Security Vulnerabilities (node-forge + normalize-url)

[CONeal]

Hi Guys,

regarding to a WhiteSource Report, there are still two security vulnerabilities open in the 1.5.0 version of Brigadier. Both as a dependency of @kubernetes/client-node@0.10.3.

`-- @brigadecore/brigadier@1.5.0
  `-- @kubernetes/client-node@0.10.3
    `-- openid-client@2.5.0
      +-- got@8.3.2
      | `-- cacheable-request@2.1.4
      |   `-- normalize-url@2.0.1
      `-- node-jose@1.1.4
        `-- node-forge@0.8.5

[krancour]

@CONeal thanks for the heads up, but I'm confused. Examining yarn list list or even directly examining the yarn.lock file, I cannot see that either of these packages are being used.
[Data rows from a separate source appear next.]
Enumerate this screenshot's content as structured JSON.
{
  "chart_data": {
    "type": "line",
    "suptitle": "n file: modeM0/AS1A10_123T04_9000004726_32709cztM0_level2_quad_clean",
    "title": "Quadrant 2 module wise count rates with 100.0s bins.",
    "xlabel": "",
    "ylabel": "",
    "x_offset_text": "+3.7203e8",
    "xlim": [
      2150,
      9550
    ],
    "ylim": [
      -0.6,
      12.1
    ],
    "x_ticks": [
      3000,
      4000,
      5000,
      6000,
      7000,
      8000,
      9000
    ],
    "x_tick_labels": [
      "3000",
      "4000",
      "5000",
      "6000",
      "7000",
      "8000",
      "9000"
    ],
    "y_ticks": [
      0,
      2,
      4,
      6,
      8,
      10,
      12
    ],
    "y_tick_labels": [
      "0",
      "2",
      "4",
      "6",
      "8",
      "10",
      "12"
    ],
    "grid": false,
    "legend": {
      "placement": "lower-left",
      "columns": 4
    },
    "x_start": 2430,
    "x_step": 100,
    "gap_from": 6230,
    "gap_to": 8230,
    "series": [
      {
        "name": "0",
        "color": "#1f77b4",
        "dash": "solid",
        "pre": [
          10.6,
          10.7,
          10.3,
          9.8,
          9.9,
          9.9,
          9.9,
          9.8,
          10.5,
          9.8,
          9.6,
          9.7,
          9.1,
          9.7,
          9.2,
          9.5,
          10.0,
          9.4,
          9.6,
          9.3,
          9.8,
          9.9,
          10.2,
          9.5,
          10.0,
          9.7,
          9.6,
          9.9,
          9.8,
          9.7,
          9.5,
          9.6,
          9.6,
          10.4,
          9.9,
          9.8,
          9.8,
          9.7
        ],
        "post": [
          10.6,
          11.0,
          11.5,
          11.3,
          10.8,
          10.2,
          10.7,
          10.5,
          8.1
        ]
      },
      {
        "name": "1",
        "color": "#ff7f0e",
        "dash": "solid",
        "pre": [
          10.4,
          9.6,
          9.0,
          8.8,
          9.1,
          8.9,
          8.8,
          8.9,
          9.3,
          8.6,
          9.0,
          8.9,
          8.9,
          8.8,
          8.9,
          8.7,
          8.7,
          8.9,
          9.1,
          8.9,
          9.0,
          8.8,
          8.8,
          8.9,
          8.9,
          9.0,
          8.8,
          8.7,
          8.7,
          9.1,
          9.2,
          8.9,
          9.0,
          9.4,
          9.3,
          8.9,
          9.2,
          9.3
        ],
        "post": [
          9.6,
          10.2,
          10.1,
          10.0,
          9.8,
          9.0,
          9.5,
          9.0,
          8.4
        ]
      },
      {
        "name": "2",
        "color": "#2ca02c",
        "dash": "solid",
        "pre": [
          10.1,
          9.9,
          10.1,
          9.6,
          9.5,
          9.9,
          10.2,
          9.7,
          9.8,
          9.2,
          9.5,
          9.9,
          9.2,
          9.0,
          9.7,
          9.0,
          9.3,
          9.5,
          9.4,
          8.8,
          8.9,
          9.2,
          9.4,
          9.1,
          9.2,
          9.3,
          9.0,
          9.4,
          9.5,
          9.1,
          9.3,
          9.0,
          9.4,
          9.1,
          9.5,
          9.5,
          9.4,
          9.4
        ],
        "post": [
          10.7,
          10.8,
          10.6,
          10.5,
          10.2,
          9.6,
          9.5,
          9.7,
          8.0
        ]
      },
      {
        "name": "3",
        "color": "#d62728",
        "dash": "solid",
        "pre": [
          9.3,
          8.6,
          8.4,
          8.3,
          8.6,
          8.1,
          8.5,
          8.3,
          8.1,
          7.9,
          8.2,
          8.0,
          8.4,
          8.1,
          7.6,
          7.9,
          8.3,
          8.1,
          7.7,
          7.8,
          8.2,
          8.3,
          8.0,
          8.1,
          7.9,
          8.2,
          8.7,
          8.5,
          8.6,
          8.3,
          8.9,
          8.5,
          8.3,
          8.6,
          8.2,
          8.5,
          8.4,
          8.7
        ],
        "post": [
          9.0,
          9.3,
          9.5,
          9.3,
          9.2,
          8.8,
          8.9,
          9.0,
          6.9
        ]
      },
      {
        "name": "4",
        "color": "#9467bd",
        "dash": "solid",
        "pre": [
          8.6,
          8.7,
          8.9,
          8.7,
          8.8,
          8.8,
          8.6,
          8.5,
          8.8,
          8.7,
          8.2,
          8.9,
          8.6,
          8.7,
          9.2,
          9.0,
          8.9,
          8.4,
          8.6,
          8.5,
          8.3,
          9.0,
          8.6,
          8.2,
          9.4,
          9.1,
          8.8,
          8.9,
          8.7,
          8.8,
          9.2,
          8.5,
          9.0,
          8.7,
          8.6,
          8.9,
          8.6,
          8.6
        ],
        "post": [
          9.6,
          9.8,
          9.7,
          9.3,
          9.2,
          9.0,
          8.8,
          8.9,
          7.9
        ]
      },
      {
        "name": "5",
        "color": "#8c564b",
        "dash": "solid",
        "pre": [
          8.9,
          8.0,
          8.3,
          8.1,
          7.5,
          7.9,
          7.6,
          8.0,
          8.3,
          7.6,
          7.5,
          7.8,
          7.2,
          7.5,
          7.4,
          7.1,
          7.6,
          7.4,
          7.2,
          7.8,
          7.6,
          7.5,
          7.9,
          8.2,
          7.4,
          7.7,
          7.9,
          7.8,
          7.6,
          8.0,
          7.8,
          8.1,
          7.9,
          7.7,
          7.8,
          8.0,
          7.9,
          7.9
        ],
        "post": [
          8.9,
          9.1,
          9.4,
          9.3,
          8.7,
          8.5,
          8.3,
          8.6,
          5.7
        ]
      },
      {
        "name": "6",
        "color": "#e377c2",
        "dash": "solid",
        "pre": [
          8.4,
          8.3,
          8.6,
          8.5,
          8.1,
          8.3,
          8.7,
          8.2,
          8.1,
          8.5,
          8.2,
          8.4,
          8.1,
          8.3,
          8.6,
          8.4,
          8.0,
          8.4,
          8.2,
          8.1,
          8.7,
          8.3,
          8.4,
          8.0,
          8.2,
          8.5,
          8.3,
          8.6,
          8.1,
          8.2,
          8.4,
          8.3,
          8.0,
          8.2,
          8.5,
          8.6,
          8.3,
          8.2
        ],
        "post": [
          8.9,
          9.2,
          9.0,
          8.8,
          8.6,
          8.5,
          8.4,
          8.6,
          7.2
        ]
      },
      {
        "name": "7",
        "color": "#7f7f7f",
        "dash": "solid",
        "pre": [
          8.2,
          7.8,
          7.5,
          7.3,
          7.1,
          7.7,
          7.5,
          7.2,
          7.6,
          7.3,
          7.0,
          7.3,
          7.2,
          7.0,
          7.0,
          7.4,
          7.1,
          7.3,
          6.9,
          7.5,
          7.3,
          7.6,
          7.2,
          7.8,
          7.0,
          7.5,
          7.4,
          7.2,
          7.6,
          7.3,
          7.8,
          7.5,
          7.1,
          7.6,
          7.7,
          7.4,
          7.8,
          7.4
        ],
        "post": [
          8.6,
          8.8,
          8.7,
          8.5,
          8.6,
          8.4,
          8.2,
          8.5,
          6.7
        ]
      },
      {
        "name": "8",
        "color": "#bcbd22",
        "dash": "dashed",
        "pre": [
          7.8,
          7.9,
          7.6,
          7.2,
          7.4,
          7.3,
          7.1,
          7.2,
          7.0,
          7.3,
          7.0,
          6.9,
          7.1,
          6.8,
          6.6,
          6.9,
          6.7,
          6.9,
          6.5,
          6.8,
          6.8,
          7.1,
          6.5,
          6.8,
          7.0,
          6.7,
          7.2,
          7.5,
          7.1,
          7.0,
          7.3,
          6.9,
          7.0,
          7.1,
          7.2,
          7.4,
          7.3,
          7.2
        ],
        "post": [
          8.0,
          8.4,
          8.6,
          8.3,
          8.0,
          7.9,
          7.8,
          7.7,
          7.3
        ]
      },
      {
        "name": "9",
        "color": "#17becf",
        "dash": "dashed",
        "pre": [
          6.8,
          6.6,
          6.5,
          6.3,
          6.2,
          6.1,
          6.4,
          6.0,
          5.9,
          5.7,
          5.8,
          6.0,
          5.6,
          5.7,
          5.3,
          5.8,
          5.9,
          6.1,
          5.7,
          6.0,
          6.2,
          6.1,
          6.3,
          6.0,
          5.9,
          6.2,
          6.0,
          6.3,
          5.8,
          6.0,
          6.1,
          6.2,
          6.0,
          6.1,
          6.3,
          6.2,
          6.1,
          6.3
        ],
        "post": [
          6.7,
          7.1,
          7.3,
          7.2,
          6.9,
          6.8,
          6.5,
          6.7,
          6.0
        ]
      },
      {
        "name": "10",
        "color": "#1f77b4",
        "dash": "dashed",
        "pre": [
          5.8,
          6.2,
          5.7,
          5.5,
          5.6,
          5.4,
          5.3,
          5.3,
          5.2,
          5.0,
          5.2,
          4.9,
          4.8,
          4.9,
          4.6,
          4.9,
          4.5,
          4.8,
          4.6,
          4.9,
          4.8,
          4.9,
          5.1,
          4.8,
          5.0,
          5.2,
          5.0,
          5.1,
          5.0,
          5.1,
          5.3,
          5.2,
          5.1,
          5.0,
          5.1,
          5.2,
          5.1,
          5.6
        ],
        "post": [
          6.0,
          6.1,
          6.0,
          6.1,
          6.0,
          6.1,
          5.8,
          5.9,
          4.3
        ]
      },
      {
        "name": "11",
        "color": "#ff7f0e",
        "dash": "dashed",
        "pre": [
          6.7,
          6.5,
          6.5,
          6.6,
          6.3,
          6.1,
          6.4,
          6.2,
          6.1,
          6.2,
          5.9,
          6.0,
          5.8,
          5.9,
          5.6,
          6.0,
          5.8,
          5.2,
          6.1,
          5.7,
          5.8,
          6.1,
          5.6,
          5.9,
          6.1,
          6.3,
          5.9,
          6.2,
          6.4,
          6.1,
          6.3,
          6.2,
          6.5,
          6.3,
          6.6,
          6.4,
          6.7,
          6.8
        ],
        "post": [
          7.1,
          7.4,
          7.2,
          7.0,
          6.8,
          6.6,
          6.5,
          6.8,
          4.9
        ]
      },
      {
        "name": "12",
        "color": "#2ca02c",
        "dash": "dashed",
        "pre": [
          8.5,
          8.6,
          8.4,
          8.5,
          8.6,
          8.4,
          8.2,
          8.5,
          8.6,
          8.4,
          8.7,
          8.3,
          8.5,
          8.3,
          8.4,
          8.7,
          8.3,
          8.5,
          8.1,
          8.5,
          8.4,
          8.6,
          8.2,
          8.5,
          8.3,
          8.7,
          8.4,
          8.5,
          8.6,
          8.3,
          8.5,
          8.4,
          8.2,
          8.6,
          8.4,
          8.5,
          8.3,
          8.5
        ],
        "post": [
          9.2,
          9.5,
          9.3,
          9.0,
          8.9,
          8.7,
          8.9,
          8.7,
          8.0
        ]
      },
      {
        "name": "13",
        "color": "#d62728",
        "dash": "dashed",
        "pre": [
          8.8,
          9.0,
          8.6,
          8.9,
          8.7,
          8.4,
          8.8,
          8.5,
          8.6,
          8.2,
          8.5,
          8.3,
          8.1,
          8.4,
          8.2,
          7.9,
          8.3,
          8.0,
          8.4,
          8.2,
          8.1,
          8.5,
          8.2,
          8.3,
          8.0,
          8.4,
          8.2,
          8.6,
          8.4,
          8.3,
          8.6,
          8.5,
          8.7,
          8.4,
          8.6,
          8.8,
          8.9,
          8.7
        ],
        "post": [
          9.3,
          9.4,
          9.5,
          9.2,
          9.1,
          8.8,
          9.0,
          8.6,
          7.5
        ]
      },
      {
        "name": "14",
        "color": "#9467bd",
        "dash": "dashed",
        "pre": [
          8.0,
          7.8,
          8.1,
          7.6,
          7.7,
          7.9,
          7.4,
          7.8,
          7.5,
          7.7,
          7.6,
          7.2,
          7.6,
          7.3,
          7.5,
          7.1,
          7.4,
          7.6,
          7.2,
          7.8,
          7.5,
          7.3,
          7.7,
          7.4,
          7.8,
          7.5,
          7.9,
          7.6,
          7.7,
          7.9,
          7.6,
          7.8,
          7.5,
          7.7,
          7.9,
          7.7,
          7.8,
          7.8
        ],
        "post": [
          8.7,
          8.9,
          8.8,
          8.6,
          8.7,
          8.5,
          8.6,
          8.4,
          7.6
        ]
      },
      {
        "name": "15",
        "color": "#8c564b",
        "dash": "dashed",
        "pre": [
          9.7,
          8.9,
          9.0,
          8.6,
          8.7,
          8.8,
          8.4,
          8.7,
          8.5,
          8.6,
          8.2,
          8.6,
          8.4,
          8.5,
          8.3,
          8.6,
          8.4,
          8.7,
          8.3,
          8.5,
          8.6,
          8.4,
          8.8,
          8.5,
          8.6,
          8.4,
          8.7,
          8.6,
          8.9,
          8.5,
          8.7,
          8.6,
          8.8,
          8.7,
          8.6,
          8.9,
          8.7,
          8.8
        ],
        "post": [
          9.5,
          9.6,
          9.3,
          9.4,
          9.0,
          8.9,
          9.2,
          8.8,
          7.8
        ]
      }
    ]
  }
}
Is it possible you can provide more detail on how you're finding this information? Obviously, we'd like to act on it if there is a real issue.

[CONeal]

@krancour I can see this informationen, when I build up the dependency tree from our project. We are using npm and filtering the list with npm list normalize-url node-forge displays the tree above.

The WhiteSource report itself will be created within an Azure Pipeline using a specific task.

[krancour]

I have tried all of the following and am not able to see any indications that the vulnerable packages you have referenced are dependencies of brigadier:

$ git clone git@github.com:brigadecore/brigadier.git
$ cd brigadier
$ yarn list | grep normalize-url
$ yarn list | grep node-forge
$ grep normalize-url yarn.lock
$ grep node-forge yarn.lock

Since it appears that you are using npm and not yarn, I also tried the following and still could not reproduce your results:

$ npm install # to generare package-lock.json
$ npm list normalize-url
$ npm list node-forge
$ grep normalize-url package-lock.json
$ grep node-forge package-lock.json

If you can send me exact steps to reproduce your results, I would be happy to try them.

[CONeal]

Starting a new project from scratch will produce the same dependency tree. It seems that these dependencies are only required when using brigadier in another project.

$ npm init # init new project, all settings on default
$ npm install @brigadecore/brigadier@1.5.0
$ npm list normalize-url
$ npm list node-forge

I don't know if this might also affect the dependencies, but currently I'm using npm version 6.14.15.

[krancour]

Following those instructions, I can finally reproduce your results, even using the latest npm or yarn.

This is perplexing to me. I do not understand why additional dependencies are getting pulled in in this scenario.

I will investigate this further after the holidays.

Thank you so much for bringing this to our attention and providing the steps to reproduce!